Novel Detektif yang Bikin Bungah (Ulasan Buku Pembunuhan di Nihonbashi)
Keigo Higashino, seorang novelis Jepang yang masyhur dengan karya-karya bertema detektif. Sejauh ini ada dua karyanya yang sudah saya baca, Catatan Pembunuhan sang Novelis dan Pembunuhan di Nihonbashi, juga menonton satu film India yang diangkat dari novelnya yang berjudul Kesetiaan Mr. X.
Sebagaimana tipikal karya tema detektif, baik film maupun tulisan, plotnya berputar pada pencarian tersangka. Bila itu sebuah aksi pembunuhan, maka poin kedua yang selalu menarik untuk disimak dalam ceritanya adalah motif sang pelaku.
Namun cerita dengan tema detektif akan terasa membosankan apabila pembaca hanya disuguhkan sebuah alur lurus tentang pencarian tersangka, tanpa adanya elemen-elemen lain yang membantu jalannya sebuah penceritaan agar lebih menarik.
Nah di sini sisi menarik dari novel Pembunuhan di Nihonbashi milik Keigo.
Buku ini bercerita tentang seorang perempuan yang hidup sendiri setelah bercerai dengan suaminya, ditemukan meninggal dunia di kamar apartemennya. Lebih tepatnya, ia dibunuh dengan jeratan tali di lehernya.
Dalam proses pencarian tersangka yang dilakukan oleh para detektif—terdapat beberapa detektif namun yang menjadi figur utama adalah detektif Kaga, seorang detektif yang baru saja pindah ke daerah di Nihonbashi tersebut. Di dalam kamar korban ditemukan beberapa benda yang kemudian mengarahkan detektif Kaga pada beberapa kemungkinan, bisa saja berkaitan dengan pembunuhnya, atau bisa juga tidak berkaitan sama sekali.
Ada gunting, camilan, surat elektronik, serta buku tentang merawat bayi yang dijadikan sebagai petunjuk. Di sini konflik cerita mulai berjalan perlahan. Namun bila pembaca mengira bahwa semua itu akan mengantarkannya pada tersangka pembunuh, jangan buru-buru.

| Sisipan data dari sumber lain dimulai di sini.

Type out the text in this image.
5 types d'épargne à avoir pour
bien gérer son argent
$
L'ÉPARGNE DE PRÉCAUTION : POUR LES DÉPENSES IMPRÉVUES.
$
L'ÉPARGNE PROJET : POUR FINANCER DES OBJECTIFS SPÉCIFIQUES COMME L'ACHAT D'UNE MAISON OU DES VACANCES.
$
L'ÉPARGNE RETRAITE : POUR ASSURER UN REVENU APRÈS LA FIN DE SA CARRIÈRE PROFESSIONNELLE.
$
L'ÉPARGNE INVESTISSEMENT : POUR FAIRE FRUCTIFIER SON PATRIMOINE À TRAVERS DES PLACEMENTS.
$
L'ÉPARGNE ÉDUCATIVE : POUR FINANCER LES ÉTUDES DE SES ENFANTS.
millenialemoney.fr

Keigo meramu sebuah cerita detektif dengan cara yang sangat sentimental pada buku ini. Kita dibawa pada sebuah penyelidikan yang kemudian menghadirkan fakta-fakta mengharukan. Pada kenyataannya barang-barang yang dianggap sebagai bukti tersebut memang tidak berkaitan langsung dengan tersangka pembunuh. Meski demikian, memang itulah yang hendak digarisbawahi Keigo. Bahwa fokus dari cerita detektifnya kali ini justru pada kehidupan si korban, bukan pada ciri maupun motif si tersangka, yang biasanya lebih umum diterapkan dalam tema serupa.
Jujur saja, novel Pembunuhan di Nihonbashi ini jauh lebih menarik dibanding novel Catatan Pembunuhan sang Novelis. Pada novel ini, sekalipun banyak tokoh yang muncul, namun kehadiran mereka memiliki tempat masing- masing yang berkontribusi pada cerita dengan porsi yang pas.
Jangan kaget kalau nantinya membaca buku ini dan kamu tiba-tiba meneteskan air mata sebab haru. Buku ini, sekalipun bertema detektif, siapa sangka akan menghadirkan perasaan bungah di dalam hati.